The Cognon: A Thought on Cognitive Work Units and Their Potential Usefulness
Author: GPT4
Hey everyone, I had this thought recently, and I figured I’d share it with you all to see what you think. What if we could define a unit of cognitive work, sort of like how we use the “bit” as the smallest unit of information? I’m calling it the “cognon” for now, and I’m wondering if it could help us understand and quantify cognitive complexity better.
One way to think about a cognon could be as the smallest unit of cognitive processing that occurs in the brain, but that seems pretty hard to pin down. Another idea I had was to define a cognon based on AI capabilities, like how much cognitive work GPT-4 can do in a single question-response cycle without getting confused.
To explore this further, I thought about categorizing tasks into two types: mole-view tasks and eagle-view tasks. Mole-view tasks can be managed one step at a time, like proofreading a long document or solving a simple puzzle.
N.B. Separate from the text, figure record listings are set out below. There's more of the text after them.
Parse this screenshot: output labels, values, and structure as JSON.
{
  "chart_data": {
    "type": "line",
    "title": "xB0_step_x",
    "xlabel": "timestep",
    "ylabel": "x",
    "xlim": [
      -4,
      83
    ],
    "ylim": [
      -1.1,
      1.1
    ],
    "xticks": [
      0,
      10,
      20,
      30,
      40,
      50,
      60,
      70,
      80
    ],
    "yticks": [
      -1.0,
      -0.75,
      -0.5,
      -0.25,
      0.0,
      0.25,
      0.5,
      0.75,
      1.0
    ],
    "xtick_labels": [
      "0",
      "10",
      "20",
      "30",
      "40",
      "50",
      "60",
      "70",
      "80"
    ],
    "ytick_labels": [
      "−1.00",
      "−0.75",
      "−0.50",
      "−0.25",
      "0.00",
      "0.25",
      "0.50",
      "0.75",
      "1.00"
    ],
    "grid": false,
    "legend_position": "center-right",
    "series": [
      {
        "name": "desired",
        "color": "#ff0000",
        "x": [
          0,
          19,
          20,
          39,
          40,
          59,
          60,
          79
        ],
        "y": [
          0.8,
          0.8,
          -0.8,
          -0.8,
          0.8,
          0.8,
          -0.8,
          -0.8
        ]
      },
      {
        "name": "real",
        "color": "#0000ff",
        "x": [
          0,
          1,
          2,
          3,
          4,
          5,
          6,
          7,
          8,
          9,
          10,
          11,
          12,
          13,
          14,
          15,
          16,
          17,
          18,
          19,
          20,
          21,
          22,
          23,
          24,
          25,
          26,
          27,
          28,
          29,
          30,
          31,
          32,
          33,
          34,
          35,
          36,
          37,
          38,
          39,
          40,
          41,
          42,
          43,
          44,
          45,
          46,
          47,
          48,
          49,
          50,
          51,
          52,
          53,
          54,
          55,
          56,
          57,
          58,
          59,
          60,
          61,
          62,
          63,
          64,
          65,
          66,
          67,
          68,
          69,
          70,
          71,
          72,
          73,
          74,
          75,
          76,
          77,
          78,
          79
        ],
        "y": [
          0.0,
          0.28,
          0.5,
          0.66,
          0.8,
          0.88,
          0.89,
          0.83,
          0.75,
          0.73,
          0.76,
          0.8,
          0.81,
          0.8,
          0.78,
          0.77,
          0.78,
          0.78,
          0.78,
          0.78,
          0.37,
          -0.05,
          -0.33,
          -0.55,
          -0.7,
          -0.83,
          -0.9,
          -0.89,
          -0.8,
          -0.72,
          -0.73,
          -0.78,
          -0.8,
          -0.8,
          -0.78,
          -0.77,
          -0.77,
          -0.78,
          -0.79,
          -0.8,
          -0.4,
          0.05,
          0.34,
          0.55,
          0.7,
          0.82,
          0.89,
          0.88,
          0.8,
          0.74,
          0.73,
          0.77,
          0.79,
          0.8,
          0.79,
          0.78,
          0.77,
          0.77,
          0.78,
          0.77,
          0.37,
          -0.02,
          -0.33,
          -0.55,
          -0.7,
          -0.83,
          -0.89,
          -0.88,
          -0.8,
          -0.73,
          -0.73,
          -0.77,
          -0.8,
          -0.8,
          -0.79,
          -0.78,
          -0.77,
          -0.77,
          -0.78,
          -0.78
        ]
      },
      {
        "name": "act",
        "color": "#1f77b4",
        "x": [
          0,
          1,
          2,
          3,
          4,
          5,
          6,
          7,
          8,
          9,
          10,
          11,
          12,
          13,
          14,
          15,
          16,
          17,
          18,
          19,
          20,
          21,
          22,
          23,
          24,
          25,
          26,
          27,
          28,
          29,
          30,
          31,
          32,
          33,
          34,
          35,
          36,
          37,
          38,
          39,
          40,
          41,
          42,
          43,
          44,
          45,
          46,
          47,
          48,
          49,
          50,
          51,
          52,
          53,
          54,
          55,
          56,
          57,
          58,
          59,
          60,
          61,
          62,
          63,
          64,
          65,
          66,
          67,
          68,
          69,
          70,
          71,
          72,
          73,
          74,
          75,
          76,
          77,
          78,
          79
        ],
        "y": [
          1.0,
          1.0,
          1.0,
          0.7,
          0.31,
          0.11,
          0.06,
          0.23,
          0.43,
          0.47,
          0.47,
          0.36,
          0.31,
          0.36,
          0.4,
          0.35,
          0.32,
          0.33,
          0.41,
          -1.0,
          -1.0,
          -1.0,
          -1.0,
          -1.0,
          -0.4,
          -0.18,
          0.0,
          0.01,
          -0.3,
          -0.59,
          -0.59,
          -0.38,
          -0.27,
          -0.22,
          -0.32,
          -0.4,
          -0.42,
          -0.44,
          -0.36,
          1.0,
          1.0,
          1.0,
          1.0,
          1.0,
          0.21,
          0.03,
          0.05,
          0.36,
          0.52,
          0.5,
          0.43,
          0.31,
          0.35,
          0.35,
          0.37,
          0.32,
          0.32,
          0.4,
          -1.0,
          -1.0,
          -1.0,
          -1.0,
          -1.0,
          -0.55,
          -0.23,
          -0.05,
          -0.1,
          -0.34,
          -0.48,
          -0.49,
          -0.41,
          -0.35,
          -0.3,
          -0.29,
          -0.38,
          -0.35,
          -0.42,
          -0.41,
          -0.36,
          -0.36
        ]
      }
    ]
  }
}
While they might require multiple cycles, they don’t need clever identification of dependencies and sub-tasks. Eagle-view tasks, on the other hand, require a more holistic approach and a careful analysis of dependencies before they can be commenced, such as writing a poem where the last line is the reverse of the first, or solving a complex optimization problem.
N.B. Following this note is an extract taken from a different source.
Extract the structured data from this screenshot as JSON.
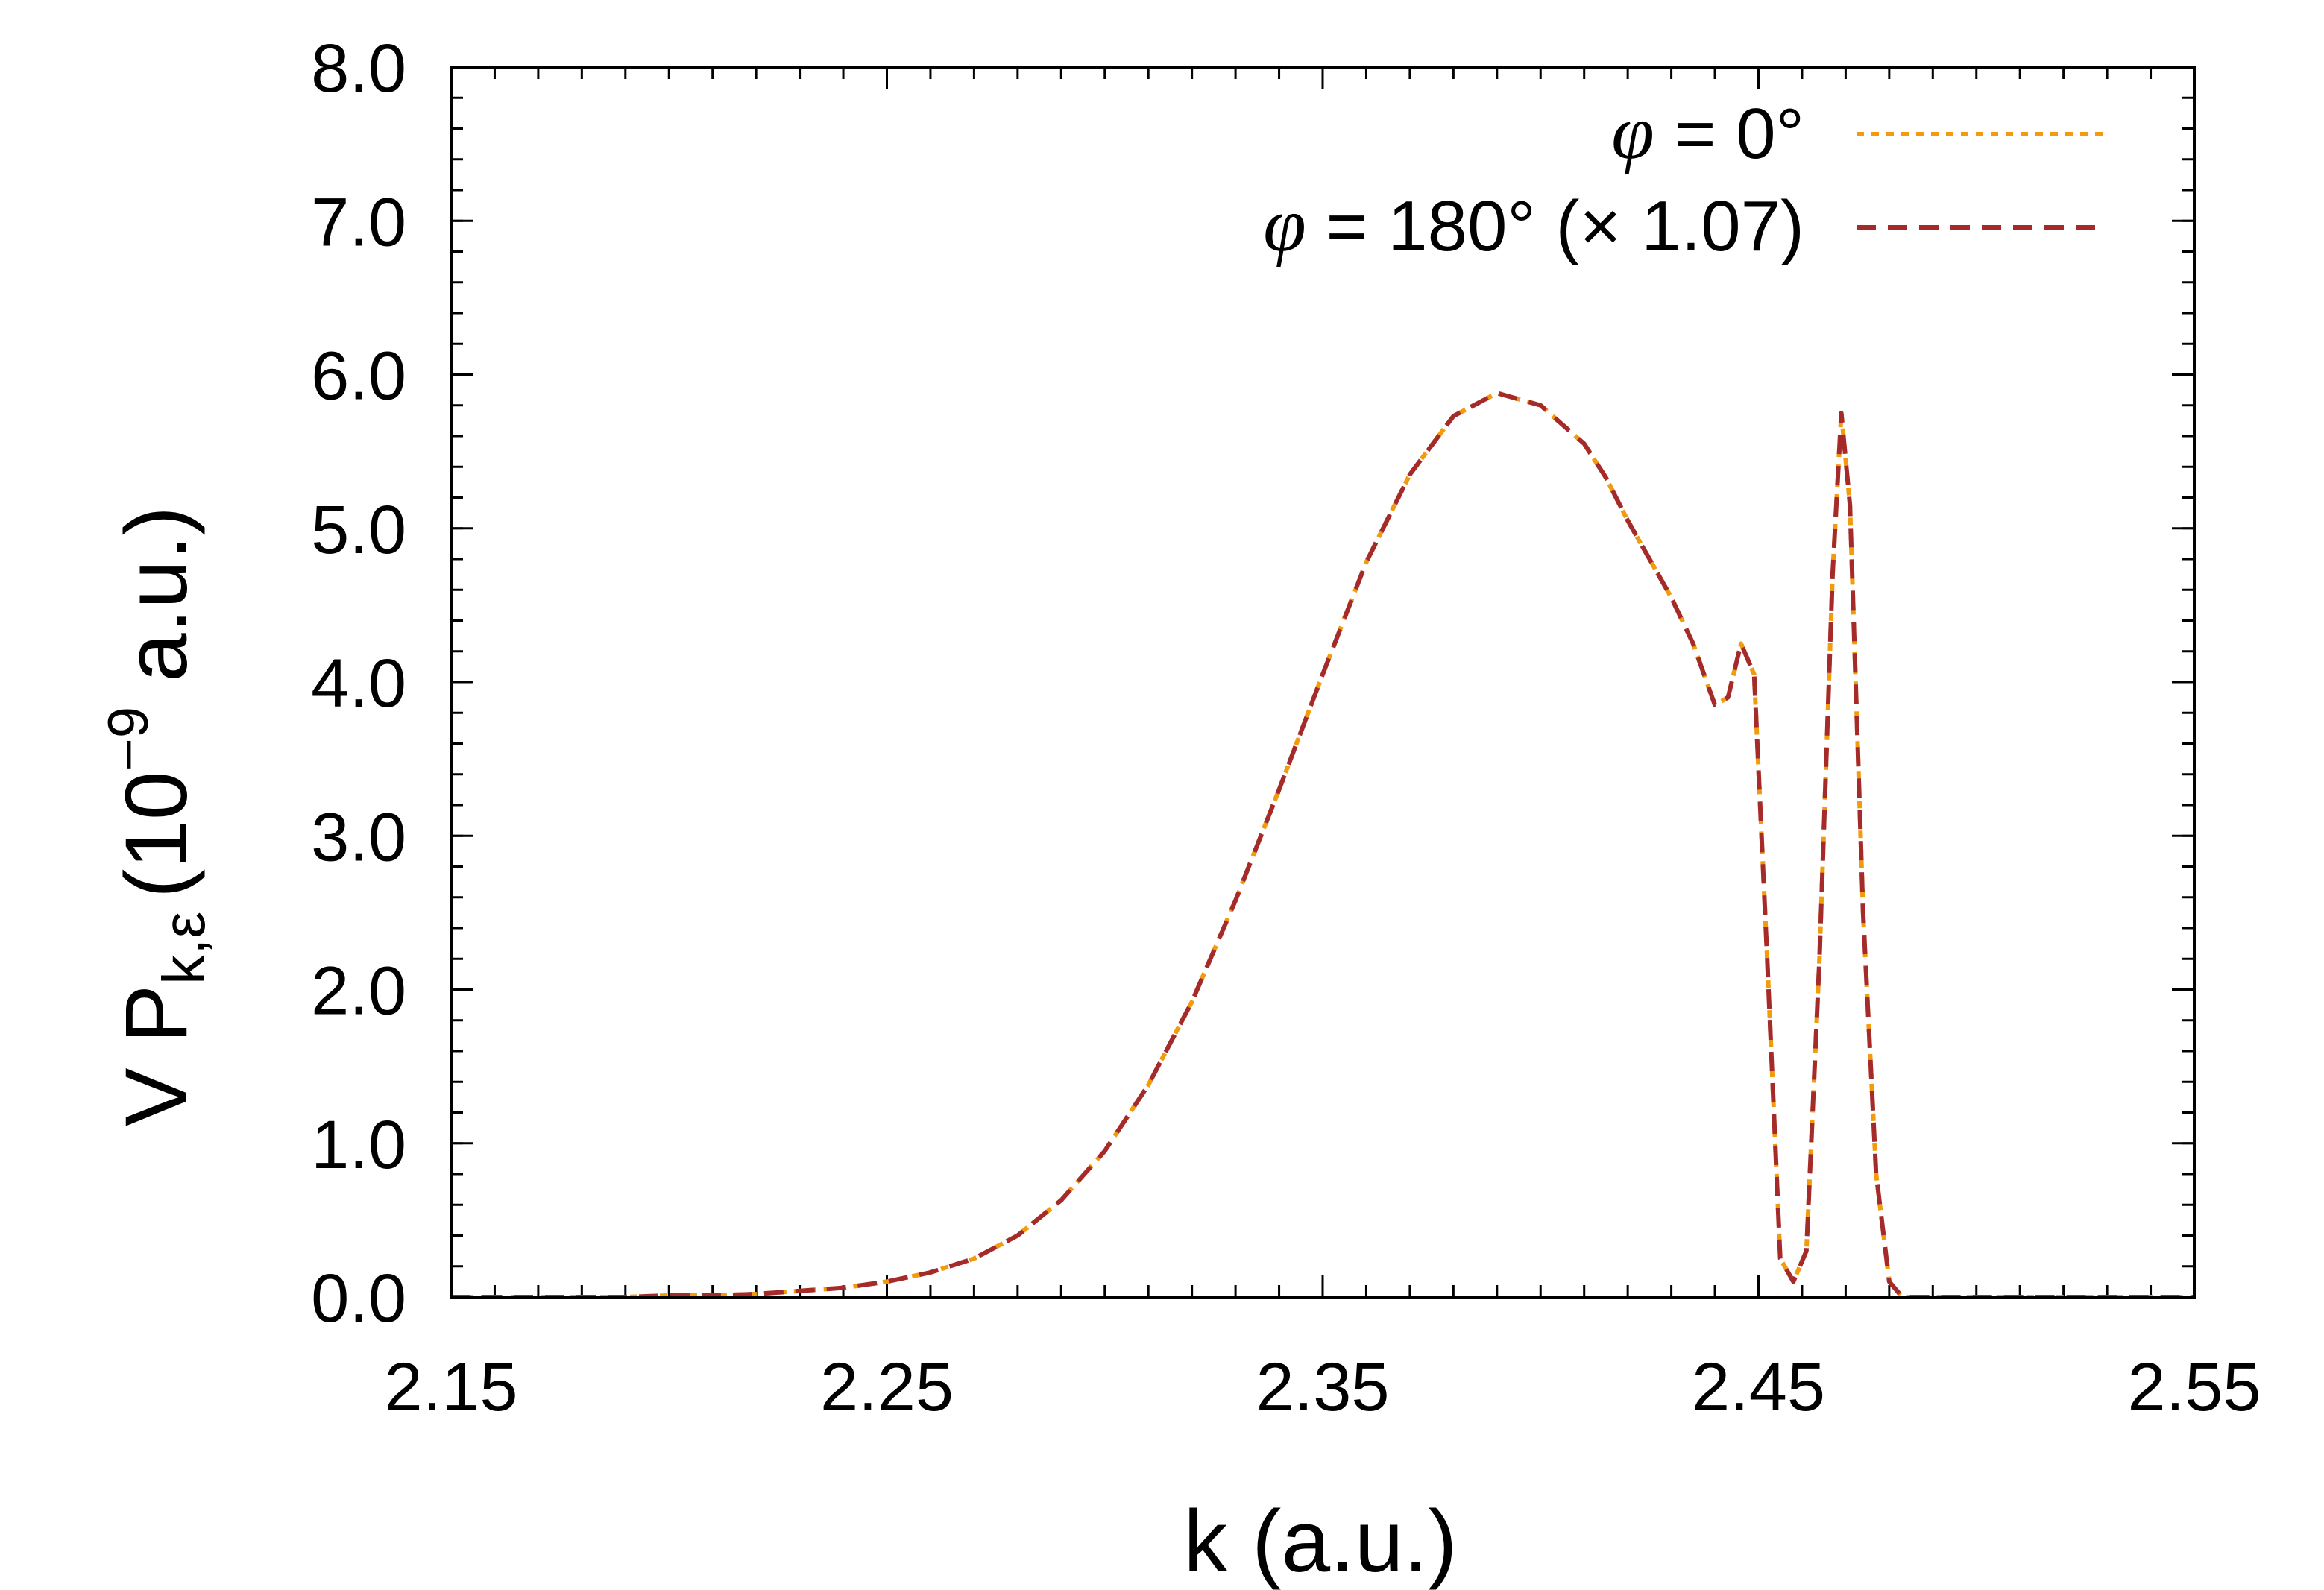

Now, I’m not sure if GPT-4 can actually estimate how much cognitive work is involved in tasks, but perhaps future AI models could be trained to do so, or users could help guide the AI through more complex tasks. The value of defining a cognon could be to avoid giving large language models (LLMs) tasks that are simply not possible in a single question-response cycle. This would help users set realistic expectations and better understand the capabilities and limitations of AI.
Of course, there are some potential pitfalls to this concept. For one, comparing AI to human cognition isn’t straightforward, and AI technology is always evolving, so using GPT-4 as a benchmark might not be relevant forever.
So, that’s my thought on the cognon. It might have some value in helping us understand cognitive complexity and improve the way we work with AI. However, there’s still much to explore, and the idea could use further refinement. What do you all think? Could the idea of a cognon be useful, or does it need more development? I’d love to hear your thoughts and opinions on this concept!